The story is set in 2154, a time when humans have plundered so much of the earth that no green remains. Having completely exhausted the natural resources on their own planet, the humans launch an off-world mining project on the moon Pandora. RDA, the corporation responsible for operations, treads carefully because Pandora is inhabited by sentient humanoid beings called the Na'vi. Jake Sully, played by Sam Worthington, is a young marine who joins the company's Avatar division. Human researchers neurally link to genetically-engineered Na'vi bodies to gather information about the world and its people. Their ulterior task is to forge diplomatic relations with the indigenous community. The group is led by a no-shit, ball-breaking scientist Grace Augustine (portrayed to a T by the great Sigourney Weaver). She often clashes with corporate head slug Parker Selfridge whose depravity was crafted so perfectly by Giovanni Ribisi.

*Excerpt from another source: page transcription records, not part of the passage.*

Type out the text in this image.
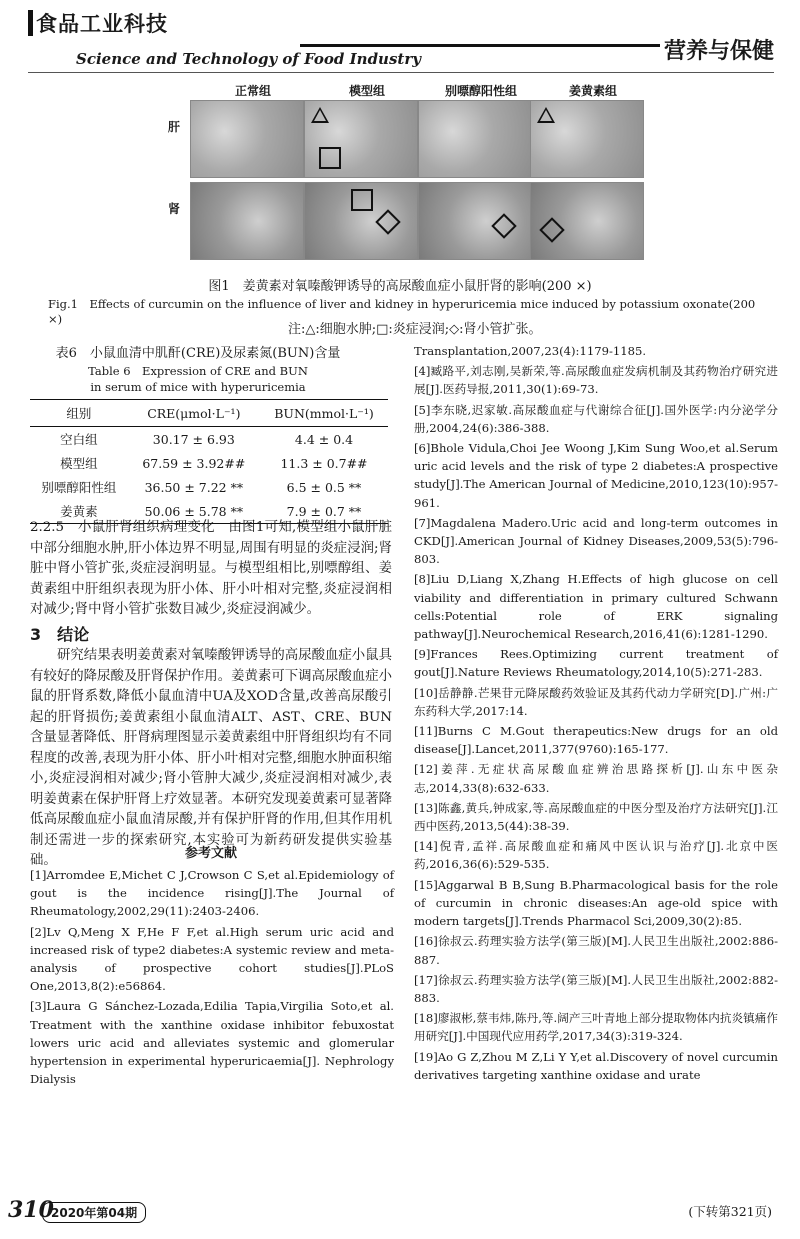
食品工业科技
Science and Technology of Food Industry	营养与保健
正常组	模型组	别嘌醇阳性组	姜黄素组
肝
肾
图1　姜黄素对氧嗪酸钾诱导的高尿酸血症小鼠肝肾的影响(200 ×)
Fig.1　Effects of curcumin on the influence of liver and kidney in hyperuricemia mice induced by potassium oxonate(200 ×)
注:△:细胞水肿;□:炎症浸润;◇:肾小管扩张。
表6　小鼠血清中肌酐(CRE)及尿素氮(BUN)含量
Table 6　Expression of CRE and BUN
in serum of mice with hyperuricemia
组别	CRE(μmol·L⁻¹)	BUN(mmol·L⁻¹)
空白组	30.17 ± 6.93	4.4 ± 0.4
模型组	67.59 ± 3.92##	11.3 ± 0.7##
别嘌醇阳性组	36.50 ± 7.22 **	6.5 ± 0.5 **
姜黄素	50.06 ± 5.78 **	7.9 ± 0.7 **
2.2.5　小鼠肝肾组织病理变化　由图1可知,模型组小鼠肝脏中部分细胞水肿,肝小体边界不明显,周围有明显的炎症浸润;肾脏中肾小管扩张,炎症浸润明显。与模型组相比,别嘌醇组、姜黄素组中肝组织表现为肝小体、肝小叶相对完整,炎症浸润相对减少;肾中肾小管扩张数目减少,炎症浸润减少。
3　结论
研究结果表明姜黄素对氧嗪酸钾诱导的高尿酸血症小鼠具有较好的降尿酸及肝肾保护作用。姜黄素可下调高尿酸血症小鼠的肝肾系数,降低小鼠血清中UA及XOD含量,改善高尿酸引起的肝肾损伤;姜黄素组小鼠血清ALT、AST、CRE、BUN含量显著降低、肝肾病理图显示姜黄素组中肝肾组织均有不同程度的改善,表现为肝小体、肝小叶相对完整,细胞水肿面积缩小,炎症浸润相对减少;肾小管肿大减少,炎症浸润相对减少,表明姜黄素在保护肝肾上疗效显著。本研究发现姜黄素可显著降低高尿酸血症小鼠血清尿酸,并有保护肝肾的作用,但其作用机制还需进一步的探索研究,本实验可为新药研发提供实验基础。	参考文献

[1]Arromdee E,Michet C J,Crowson C S,et al.Epidemiology of gout is the incidence rising[J].The Journal of Rheumatology,2002,29(11):2403-2406.

[2]Lv Q,Meng X F,He F F,et al.High serum uric acid and increased risk of type2 diabetes:A systemic review and meta-analysis of prospective cohort studies[J].PLoS One,2013,8(2):e56864.

[3]Laura G Sánchez-Lozada,Edilia Tapia,Virgilia Soto,et al. Treatment with the xanthine oxidase inhibitor febuxostat lowers uric acid and alleviates systemic and glomerular hypertension in experimental hyperuricaemia[J]. Nephrology Dialysis

Transplantation,2007,23(4):1179-1185.

[4]臧路平,刘志刚,吴新荣,等.高尿酸血症发病机制及其药物治疗研究进展[J].医药导报,2011,30(1):69-73.

[5]李东晓,迟家敏.高尿酸血症与代谢综合征[J].国外医学:内分泌学分册,2004,24(6):386-388.

[6]Bhole Vidula,Choi Jee Woong J,Kim Sung Woo,et al.Serum uric acid levels and the risk of type 2 diabetes:A prospective study[J].The American Journal of Medicine,2010,123(10):957-961.

[7]Magdalena Madero.Uric acid and long-term outcomes in CKD[J].American Journal of Kidney Diseases,2009,53(5):796-803.

[8]Liu D,Liang X,Zhang H.Effects of high glucose on cell viability and differentiation in primary cultured Schwann cells:Potential role of ERK signaling pathway[J].Neurochemical Research,2016,41(6):1281-1290.

[9]Frances Rees.Optimizing current treatment of gout[J].Nature Reviews Rheumatology,2014,10(5):271-283.

[10]岳静静.芒果苷元降尿酸药效验证及其药代动力学研究[D].广州:广东药科大学,2017:14.

[11]Burns C M.Gout therapeutics:New drugs for an old disease[J].Lancet,2011,377(9760):165-177.

[12]姜萍.无症状高尿酸血症辨治思路探析[J].山东中医杂志,2014,33(8):632-633.

[13]陈鑫,黄兵,钟成家,等.高尿酸血症的中医分型及治疗方法研究[J].江西中医药,2013,5(44):38-39.

[14]倪青,孟祥.高尿酸血症和痛风中医认识与治疗[J].北京中医药,2016,36(6):529-535.

[15]Aggarwal B B,Sung B.Pharmacological basis for the role of curcumin in chronic diseases:An age-old spice with modern targets[J].Trends Pharmacol Sci,2009,30(2):85.

[16]徐叔云.药理实验方法学(第三版)[M].人民卫生出版社,2002:886-887.

[17]徐叔云.药理实验方法学(第三版)[M].人民卫生出版社,2002:882-883.

[18]廖淑彬,蔡韦炜,陈丹,等.阔产三叶青地上部分提取物体内抗炎镇痛作用研究[J].中国现代应用药学,2017,34(3):319-324.

[19]Ao G Z,Zhou M Z,Li Y Y,et al.Discovery of novel curcumin derivatives targeting xanthine oxidase and urate

310
2020年第04期	(下转第321页)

The plot is, by no means, anything new. In fact, it is a story not unusual in the Philippines. Indigenous peoples displaced by outsiders exploiting their land for commercial gain? Sound vaguely familiar? Ma, who knows a little something about natural resource management, remarked about the movie's parallels with ancestral land issues in the Cordillera. (She saw the movie in the Netherlands, and had to manage with Dutch subtitles for the Na'vi translations.)

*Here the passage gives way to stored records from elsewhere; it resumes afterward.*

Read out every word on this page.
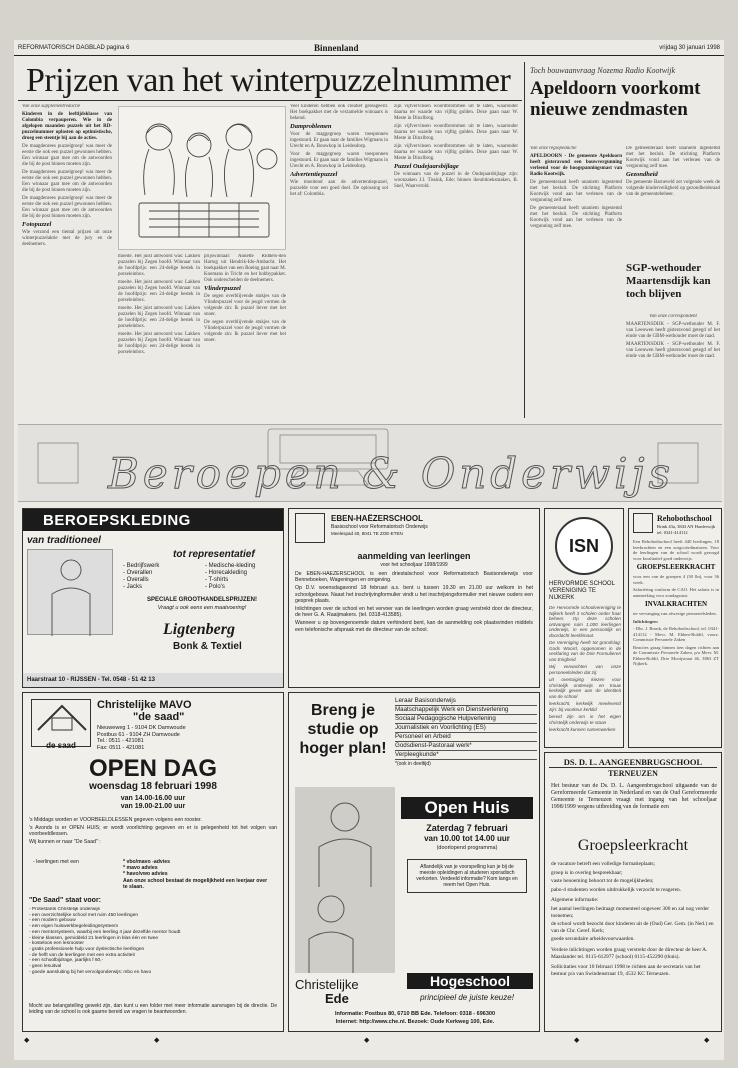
REFORMATORISCH DAGBLAD pagina 6	Binnenland	vrijdag 30 januari 1998
Prijzen van het winterpuzzelnummer

Van onze supplementredactie

Kinderen in de leeftijdsklasse van Colombia verpauperen. Wie in de afgelopen maanden puzzels uit het RD-puzzelnummer oplosten op optimistische, droeg een steentje bij aan de acties.

De maagdenrees puzzelgroep! was meer de eerste die ook een puzzel gewonnen hebben. Een winnaar gaat mee om de antwoorden die bij de post binnen moeten zijn.

De maagdenrees puzzelgroep! was meer de eerste die ook een puzzel gewonnen hebben. Een winnaar gaat mee om de antwoorden die bij de post binnen moeten zijn.

De maagdenrees puzzelgroep! was meer de eerste die ook een puzzel gewonnen hebben. Een winnaar gaat mee om de antwoorden die bij de post binnen moeten zijn.

Fotopuzzel

Wie verzond een tiental prijzen uit onze winterpuzzelaktie met de jury en de deelnemers.

moeite. Het juist antwoord was: Lakken puzzelen bij Zegen hoofd. Winnaar van de hoofdprijs: een 24-delige bestek in porseleinbox.

moeite. Het juist antwoord was: Lakken puzzelen bij Zegen hoofd. Winnaar van de hoofdprijs: een 24-delige bestek in porseleinbox.

moeite. Het juist antwoord was: Lakken puzzelen bij Zegen hoofd. Winnaar van de hoofdprijs: een 24-delige bestek in porseleinbox.

moeite. Het juist antwoord was: Lakken puzzelen bij Zegen hoofd. Winnaar van de hoofdprijs: een 24-delige bestek in porseleinbox.

prijswinnaar: Annette Ridders-den Hartog uit Hendrik-Ido-Ambacht. Het boekpakket van een Boeing gaat naar M. Koemans in Tricht en het hobbypakket. Ook onderscheiden de deelnemers.

Vlinderpuzzel

De segen overblijvende stukjes van de Vlinderpuzzel voor de jeugd vormen de volgende zin: Ik puzzel liever met het snoer.

De segen overblijvende stukjes van de Vlinderpuzzel voor de jeugd vormen de volgende zin: Ik puzzel liever met het snoer.

Veel kinderen hebben ook creatief gereageerd. Het boekpakket met de verzamelde winnaars is bekend.

Damproblemen

Voor de maggegroep waren toesponnen ingestuurd. Er gaan naar de families Wigmans in Urecht en A. Bouwkop in Leidesdorp.

Voor de maggegroep waren toesponnen ingestuurd. Er gaan naar de families Wigmans in Urecht en A. Bouwkop in Leidesdorp.

Advertentiepuzzel

Wie moeitend aan de advertentiepuzzel, puzzelde voor een goed doel. De oplossing sol het af: Colombia.

zijn vijfvervinsen woordbrommen uit te laten, waaronder daarna ter waarde van vijftig gulden. Deze gaan naar W. Meste in Dinxlbrog.

zijn vijfvervinsen woordbrommen uit te laten, waaronder daarna ter waarde van vijftig gulden. Deze gaan naar W. Meste in Dinxlbrog.

zijn vijfvervinsen woordbrommen uit te laten, waaronder daarna ter waarde van vijftig gulden. Deze gaan naar W. Meste in Dinxlbrog.

Puzzel Oudejaarsbijlage

De winnaars van de puzzel in de Oudejaarsbijlage zijn: woonzaken J.I. Tissink, Ede; binnen ikeuitdoeksmaken, B. Snel, Waarverold.

Toch bouwaanvraag Nozema Radio Kootwijk
Apeldoorn voorkomt nieuwe zendmasten

Van onze regiopedactie

APELDOORN - De gemeente Apeldoorn heeft gisteravond een bouwvergunning verleend voor de hoogspanningsmast van Radio Kootwijk.

De gemeenteraad heeft unaniem ingestemd met het besluit. De stichting Platform Kootwijk vond aan het verlenen van de vergunning zelf mee.

De gemeenteraad heeft unaniem ingestemd met het besluit. De stichting Platform Kootwijk vond aan het verlenen van de vergunning zelf mee.

De gemeenteraad heeft unaniem ingestemd met het besluit. De stichting Platform Kootwijk vond aan het verlenen van de vergunning zelf mee.

Gezondheid

De gemeente Barneveld zet volgende week de volgende kinderveiligheid op gezondheidsraad van de gemeentebeheer.

SGP-wethouder Maartensdijk kan toch blijven

Van onze correspondent

MAARTENSDIJK - SGP-wethouder M. F. van Leeuwen heeft gisteravond getegd of het einde van de GBM-wethouder moet de raad.

MAARTENSDIJK - SGP-wethouder M. F. van Leeuwen heeft gisteravond getegd of het einde van de GBM-wethouder moet de raad.

Beroepen & Onderwijs
BEROEPSKLEDING
van traditioneel
tot representatief
- Bedrijfswerk
- Overallen
- Overalls
- Jacks
- Medische-kleding
- Horecakleding
- T-shirts
- Polo's
SPECIALE GROOTHANDELSPRIJZEN!
Vraagt u ook eens een maatvoering!
Ligtenberg
Bonk & Textiel
Haarstraat 10 - RIJSSEN - Tel. 0548 - 51 42 13
EBEN-HAËZERSCHOOL
Basisschool voor Reformatorisch Onderwijs
Meelespad 40, 8041 TE ZOE-ETEN
aanmelding van leerlingen
voor het schooljaar 1998/1999

De EBEN-HAËZERSCHOOL is een driestalschool voor Reformatorisch Basisonderwijs voor Benneboeken, Wageningen en omgeving.

Op D.V. woensdagavond 18 februari a.s. bent u tussen 19.30 en 21.00 uur welkom in het schoolgebouw. Naast het inschrijvingformulier vindt u het inschrijvingsformulier met nieuwe ouders een gesprek plaats.

Inlichtingen over de school en het vervoer van de leerlingen worden graag verstrekt door de directeur, de heer G. A. Raaijmakers. (tel. 0318-413585).

Wanneer u op bovengenoemde datum verhinderd bent, kan de aanmelding ook plaatsvinden middels een telefonische afspraak met de directeur van de school.

ISN
HERVORMDE SCHOOL VERENIGING TE NIJKERK

De Hervormde schoolvereniging te Nijkerk heeft 3 scholen onder haar beheer. Op deze scholen ontvangen ruim 1.000 leerlingen onderwijs, in een persoonlijk en doordacht leerklimaat.

De Vereniging heeft tot grondslag: Gods Woord, opgenomen in de verklaring van de Drie Formulieren van Enigheid.

Wij verwachten van onze personeelsleden dat zij:

uit overtuiging kiezen voor christelijk onderwijs en trouw kerkelijk geven aan de identiteit van de school

leerkracht, kerkelijk meelevend zijn: bij voorkeur kerklid

bereid zijn om in het eigen christelijk onderwijs te staan

leerkracht kunnen samenwerken

Rehobothschool
Brink 43a, 3843 AN Harderwijk
tel. 0341-414112

Een Rehobothschool heeft 440 leerlingen, 18 leerkrachten en een zorgcoördinatoren. Voor de leerlingen van de school wordt gezorgd voor kwalitatief goed onderwijs.

GROEPSLEERKRACHT

voor een van de groepen 4 (30 lln), voor 36 week.

Salariëring conform de CAO. Het salaris is in aanmerking voor zondagsrust.

INVALKRACHTEN

ter vervanging van afwezige personeelsleden.

Inlichtingen:

- Dhr. J. Bronk, de Rehobothschool, tel. 0341-414112 - Mevr. M. Ebben-Roldil, voorz. Commissie Personele Zaken

Reacties graag binnen tien dagen richten aan de Commissie Personele Zaken, p/a Mevr. M. Ebben-Roldil, Drie Mooijstraat 46, 3863 ZT Nijkerk.

de saad
Christelijke MAVO
"de saad"
Nieuweweg 1 - 9104 DK Damwoude
Postbus 61 - 9104 ZH Damwoude
Tel.: 0511 - 421081
Fax: 0511 - 421081
OPEN DAG
woensdag 18 februari 1998
van 14.00-16.00 uur
van 19.00-21.00 uur

's Middags worden er VOORBEELDLESSEN gegeven volgens een rooster.

's Avonds is er OPEN HUIS; er wordt voorlichting gegeven en er is gelegenheid tot het volgen van voorbeeldlessen.

Wij kunnen er naar "De Saad" :

- leerlingen met een	* vbo/mavo -advies
* mavo advies
* havo/vwo advies
Aan onze school bestaat de mogelijkheid een leerjaar over te slaan.
"De Saad" staat voor:
- Protestants Christelijk onderwijs
- een overzichtelijke school met ruim 450 leerlingen
- een modern gebouw
- een eigen huiswerkbegeleidingssysteem
- een mentorsysteem, waarbij een leerling 4 jaar dezelfde mentor houdt
- kleine klassen, gemiddeld 21 leerlingen in klas één en twee
- kosteloos een lesrooster
- gratis professionele hulp voor dyslectische leerlingen
- de helft van de leerlingen met een extra activiteit
- een schoolbijdrage, jaarlijks f 60,-
- geen lesuitval
- goede aansluiting bij het vervolgonderwijs: mbo en havo
Mocht uw belangstelling gewekt zijn, dan kunt u een folder met meer informatie aanvragen bij de directie. De leiding van de school is ook gaarne bereid uw vragen te beantwoorden.
Breng je
studie op
hoger plan!
Leraar Basisonderwijs
Maatschappelijk Werk en Dienstverlening
Sociaal Pedagogische Hulpverlening
Journalistiek en Voorlichting (ES)
Personeel en Arbeid
Godsdienst-Pastoraal werk*
Verpleegkunde*
*(ook in deeltijd)
Open Huis
Zaterdag 7 februari
van 10.00 tot 14.00 uur
(doorlopend programma)
Aflandelijk van je voorspelling kun je bij de meeste opleidingen al studeren sporadisch verkorten. Verdeeld informatie? Kom langs en neem het Open Huis.
Christelijke	Hogeschool
Ede	principieel de juiste keuze!
Informatie: Postbus 80, 6710 BB Ede. Telefoon: 0318 - 696300
Internet: http://www.che.nl. Bezoek: Oude Kerkweg 100, Ede.
DS. D. L. AANGEENBRUGSCHOOL
TERNEUZEN
Het bestuur van de Ds. D. L. Aangeenbrugschool uitgaande van de Gereformeerde Gemeente in Nederland en van de Oud Gereformeerde Gemeente te Terneuzen vraagt met ingang van het schooljaar 1998/1999 wegens uitbreiding van de formatie een
Groepsleerkracht

de vacature betreft een volledige formatieplaats;

groep is in overleg bespreekbaar;

vaste benoeming behoort tot de mogelijkheden;

pabo-4 studenten worden uitdrukkelijk verzocht te reageren.

Algemene informatie:

het aantal leerlingen bedraagt momenteel ongeveer 300 en zal nog verder toenemen;

de school wordt bezocht door kinderen uit de (Oud) Ger. Gem. (in Ned.) en van de Chr. Geref. Kerk;

goede secundaire arbeidsvoorwaarden.

Verdere inlichtingen worden graag verstrekt door de directeur de heer A. Maaslander tel. 0115-612977 (school) 0115-452290 (thuis).

Sollicitaties voor 10 februari 1998 te richten aan de secretaris van het bestuur p/a van Swindenstraat 19, 4532 KC Terneuzen.

◆	◆	◆	◆	◆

Avatar may have fallen into step with previous movies of the same theme, but it is a theme that hits close to home. A lack of empathy can be deadly.

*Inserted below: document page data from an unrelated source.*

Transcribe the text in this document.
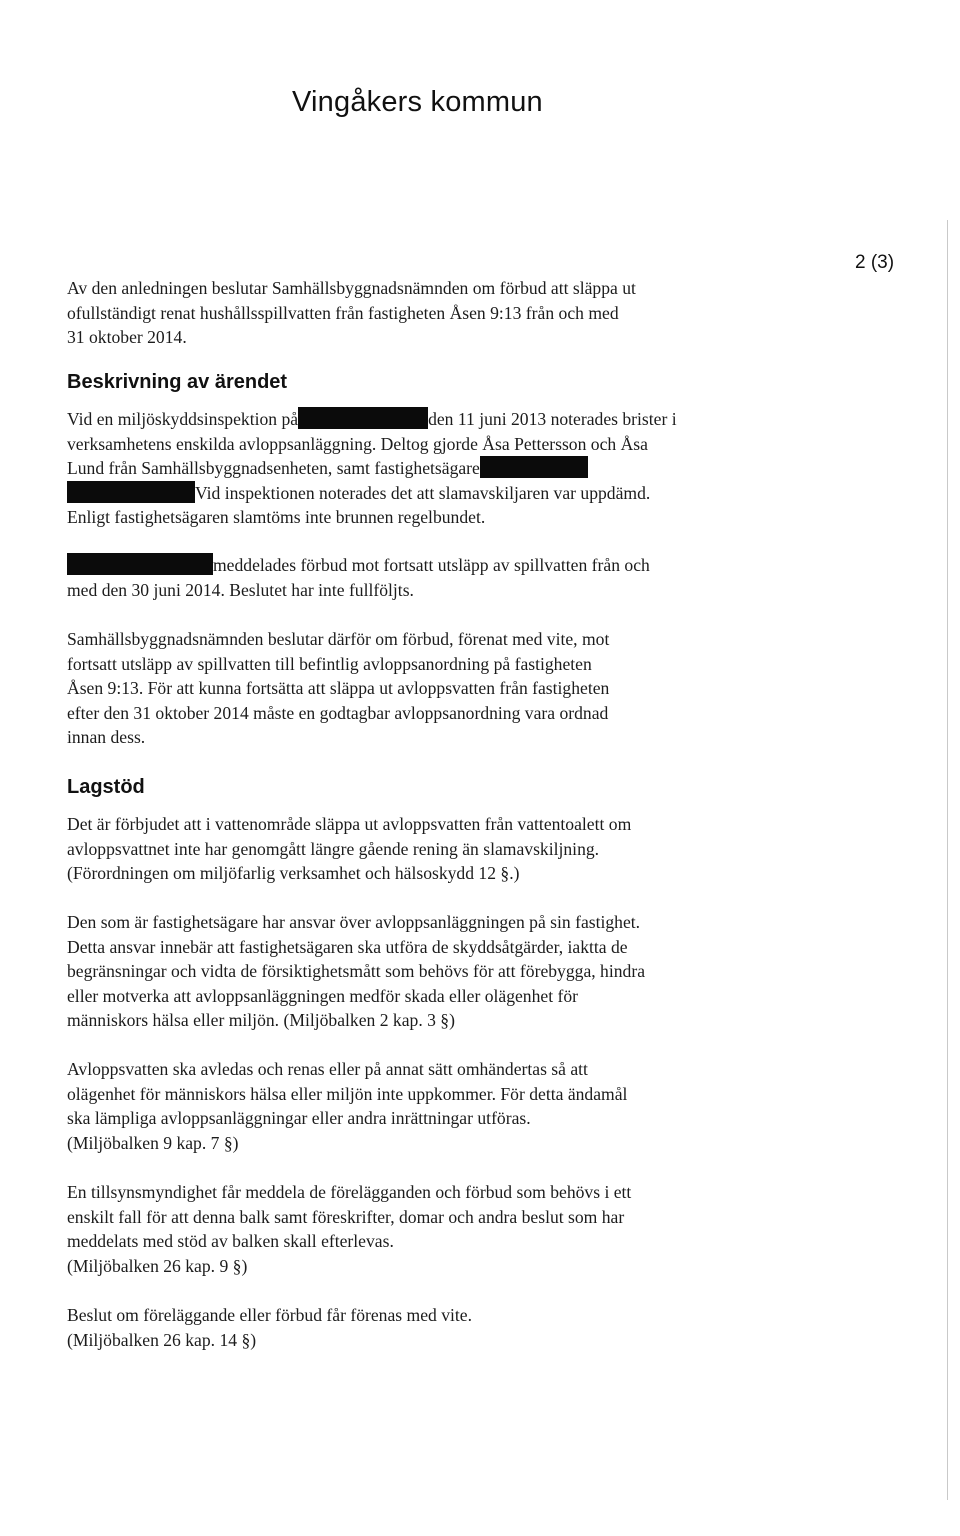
Vingåkers kommun
2 (3)

Av den anledningen beslutar Samhällsbyggnadsnämnden om förbud att släppa ut
ofullständigt renat hushållsspillvatten från fastigheten Åsen 9:13 från och med
31 oktober 2014.

Beskrivning av ärendet

Vid en miljöskyddsinspektion på	den 11 juni 2013 noterades brister i
verksamhetens enskilda avloppsanläggning. Deltog gjorde Åsa Pettersson och Åsa
Lund från Samhällsbyggnadsenheten, samt fastighetsägare
Vid inspektionen noterades det att slamavskiljaren var uppdämd.
Enligt fastighetsägaren slamtöms inte brunnen regelbundet.

meddelades förbud mot fortsatt utsläpp av spillvatten från och
med den 30 juni 2014. Beslutet har inte fullföljts.

Samhällsbyggnadsnämnden beslutar därför om förbud, förenat med vite, mot
fortsatt utsläpp av spillvatten till befintlig avloppsanordning på fastigheten
Åsen 9:13. För att kunna fortsätta att släppa ut avloppsvatten från fastigheten
efter den 31 oktober 2014 måste en godtagbar avloppsanordning vara ordnad
innan dess.

Lagstöd

Det är förbjudet att i vattenområde släppa ut avloppsvatten från vattentoalett om
avloppsvattnet inte har genomgått längre gående rening än slamavskiljning.
(Förordningen om miljöfarlig verksamhet och hälsoskydd 12 §.)

Den som är fastighetsägare har ansvar över avloppsanläggningen på sin fastighet.
Detta ansvar innebär att fastighetsägaren ska utföra de skyddsåtgärder, iaktta de
begränsningar och vidta de försiktighetsmått som behövs för att förebygga, hindra
eller motverka att avloppsanläggningen medför skada eller olägenhet för
människors hälsa eller miljön. (Miljöbalken 2 kap. 3 §)

Avloppsvatten ska avledas och renas eller på annat sätt omhändertas så att
olägenhet för människors hälsa eller miljön inte uppkommer. För detta ändamål
ska lämpliga avloppsanläggningar eller andra inrättningar utföras.
(Miljöbalken 9 kap. 7 §)

En tillsynsmyndighet får meddela de förelägganden och förbud som behövs i ett
enskilt fall för att denna balk samt föreskrifter, domar och andra beslut som har
meddelats med stöd av balken skall efterlevas.
(Miljöbalken 26 kap. 9 §)

Beslut om föreläggande eller förbud får förenas med vite.
(Miljöbalken 26 kap. 14 §)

In a very Tolkien-esque move, James Cameron creates a strange, untamed world where its inhabitants can literally commune with Nature. The plants glow in the dark and the animals are fierce and lethal. (Lem has declared that we must procure him a Banshee.) Cameron was thorough. The Na'vi, an entirely imagined race, have their own language and culture. They are a people who have preserved an intense connection with their environment, a quality steadily disappearing among human beings.
In one pivotal scene, the music turns ominous and Lem comments, "This is where the Titanic sinks." It's true: Cameron is dangerously becoming formulaic, and therefore predictable. But he makes up for it with stunning visuals and heavy action sequences. Images overwhelm the senses. With revolutionary film-making technology burning at his fingertips, Cameron meant to ASTONISH. He certainly did.
In a nutshell: Avatar was fucken awesome.